While the Alabama Legislature is still grappling with how it will handle the retention component of the 2019 Literacy Act, some Republican lawmakers are hinting at a mathematics counterpart to the Literacy Act passed by the end of the 2022 regular session.
Earlier this week, State Rep. Terri Collins (R-Decatur), the chairwoman of the Education Policy Committee, said with the session just halfway completed, that a math counterpart, deemed the Numeracy Act, was being considered.
During an interview with Mobile radio FM Talk 106.5's "The Jeff Poor Show," State Rep. Chip Brown (R-Hollinger's Island) backed up Collins on making the Numeracy Act a reality.
"I think so," Brown said. "I don't know why the third grade couldn't be the benchmark for all of that, really. It's not a bad idea, if you think about it, to have third grade, before you go into high school because we have a graduation exit exam. So, in essence, we're preparing these children for that as they go along."

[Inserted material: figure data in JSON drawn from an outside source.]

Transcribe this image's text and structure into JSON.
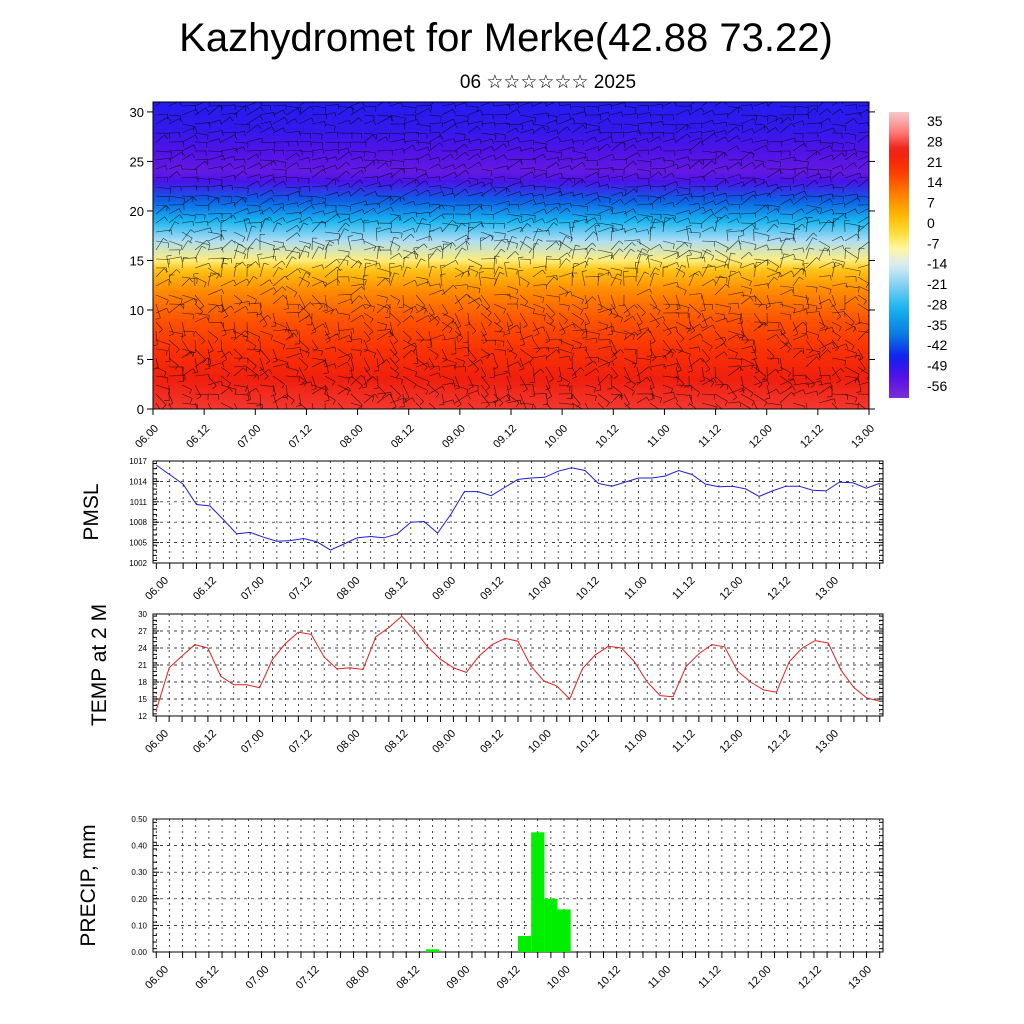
{
  "title": "Kazhydromet for Merke(42.88 73.22)",
  "subtitle": "06 ☆☆☆☆☆☆ 2025",
  "time_labels": [
    "06.00",
    "06.12",
    "07.00",
    "07.12",
    "08.00",
    "08.12",
    "09.00",
    "09.12",
    "10.00",
    "10.12",
    "11.00",
    "11.12",
    "12.00",
    "12.12",
    "13.00"
  ],
  "colors": {
    "pmsl_line": "#1f1fd0",
    "temp_line": "#e02020",
    "precip_bar": "#00ee00",
    "wind_barb": "#000000"
  },
  "chart_data": [
    {
      "type": "heatmap",
      "name": "temperature cross-section with wind barbs",
      "x_labels": [
        "06.00",
        "06.12",
        "07.00",
        "07.12",
        "08.00",
        "08.12",
        "09.00",
        "09.12",
        "10.00",
        "10.12",
        "11.00",
        "11.12",
        "12.00",
        "12.12",
        "13.00"
      ],
      "yticks": [
        0,
        5,
        10,
        15,
        20,
        25,
        30
      ],
      "ylim": [
        0,
        31
      ],
      "colorbar_labels": [
        "35",
        "28",
        "21",
        "14",
        "7",
        "0",
        "-7",
        "-14",
        "-21",
        "-28",
        "-35",
        "-42",
        "-49",
        "-56"
      ],
      "colorbar_range": [
        -63,
        42
      ],
      "level_temperature_profile": [
        [
          0,
          30
        ],
        [
          3,
          27
        ],
        [
          6,
          22
        ],
        [
          9,
          17
        ],
        [
          12,
          10
        ],
        [
          14,
          2
        ],
        [
          15,
          -6
        ],
        [
          17,
          -18
        ],
        [
          19,
          -30
        ],
        [
          21,
          -42
        ],
        [
          23,
          -54
        ],
        [
          24,
          -58
        ],
        [
          26,
          -55
        ],
        [
          28,
          -52
        ],
        [
          31,
          -50
        ]
      ],
      "wind_barbs": true
    },
    {
      "type": "line",
      "ylabel": "PMSL",
      "ylim": [
        1002,
        1017
      ],
      "yticks": [
        1002,
        1005,
        1008,
        1011,
        1014,
        1017
      ],
      "x_labels": [
        "06.00",
        "06.12",
        "07.00",
        "07.12",
        "08.00",
        "08.12",
        "09.00",
        "09.12",
        "10.00",
        "10.12",
        "11.00",
        "11.12",
        "12.00",
        "12.12",
        "13.00"
      ],
      "grid": true,
      "values": [
        1016.4,
        1015.0,
        1013.6,
        1010.6,
        1010.4,
        1008.4,
        1006.3,
        1006.5,
        1005.8,
        1005.2,
        1005.3,
        1005.6,
        1005.1,
        1003.9,
        1004.8,
        1005.7,
        1005.9,
        1005.7,
        1006.3,
        1008.0,
        1008.1,
        1006.4,
        1009.2,
        1012.5,
        1012.5,
        1011.9,
        1013.1,
        1014.3,
        1014.5,
        1014.6,
        1015.5,
        1016.0,
        1015.6,
        1013.7,
        1013.3,
        1013.9,
        1014.5,
        1014.5,
        1014.8,
        1015.6,
        1015.0,
        1013.6,
        1013.2,
        1013.3,
        1012.9,
        1011.8,
        1012.6,
        1013.3,
        1013.3,
        1012.7,
        1012.6,
        1013.9,
        1013.8,
        1013.0,
        1013.7
      ]
    },
    {
      "type": "line",
      "ylabel": "TEMP at 2 M",
      "ylim": [
        12,
        30
      ],
      "yticks": [
        12,
        15,
        18,
        21,
        24,
        27,
        30
      ],
      "x_labels": [
        "06.00",
        "06.12",
        "07.00",
        "07.12",
        "08.00",
        "08.12",
        "09.00",
        "09.12",
        "10.00",
        "10.12",
        "11.00",
        "11.12",
        "12.00",
        "12.12",
        "13.00"
      ],
      "grid": true,
      "values": [
        13.0,
        20.5,
        22.6,
        24.6,
        24.0,
        19.0,
        17.5,
        17.5,
        17.0,
        22.0,
        24.8,
        26.8,
        26.4,
        22.4,
        20.3,
        20.5,
        20.2,
        26.0,
        27.6,
        29.6,
        27.2,
        24.2,
        22.0,
        20.5,
        19.7,
        22.6,
        24.6,
        25.7,
        25.2,
        20.8,
        18.2,
        17.3,
        15.0,
        20.4,
        22.8,
        24.3,
        24.0,
        21.6,
        18.0,
        15.6,
        15.4,
        20.7,
        23.0,
        24.6,
        24.2,
        19.9,
        18.0,
        16.6,
        16.2,
        21.6,
        24.0,
        25.3,
        24.9,
        20.1,
        17.0,
        15.2,
        14.6
      ]
    },
    {
      "type": "bar",
      "ylabel": "PRECIP, mm",
      "ylim": [
        0,
        0.5
      ],
      "yticks": [
        "0.00",
        "0.10",
        "0.20",
        "0.30",
        "0.40",
        "0.50"
      ],
      "x_labels": [
        "06.00",
        "06.12",
        "07.00",
        "07.12",
        "08.00",
        "08.12",
        "09.00",
        "09.12",
        "10.00",
        "10.12",
        "11.00",
        "11.12",
        "12.00",
        "12.12",
        "13.00"
      ],
      "grid": true,
      "values": [
        0,
        0,
        0,
        0,
        0,
        0,
        0,
        0,
        0,
        0,
        0,
        0,
        0,
        0,
        0,
        0,
        0,
        0,
        0,
        0,
        0,
        0.01,
        0,
        0,
        0,
        0,
        0,
        0,
        0.06,
        0.45,
        0.2,
        0.16,
        0,
        0,
        0,
        0,
        0,
        0,
        0,
        0,
        0,
        0,
        0,
        0,
        0,
        0,
        0,
        0,
        0,
        0,
        0,
        0,
        0,
        0,
        0,
        0
      ]
    }
  ]
}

"So, if we need to have benchmarks that have real impact -- because the real impact of school is we're supposed to teach these kids to learn, to read, to understand math. And those are the two big ones, really. In what you're going to do in society, to be able to read and being able to understand at least basic math -- I think that if that effort were really put out there, I think [Collins] is right. We could see movement on that this session."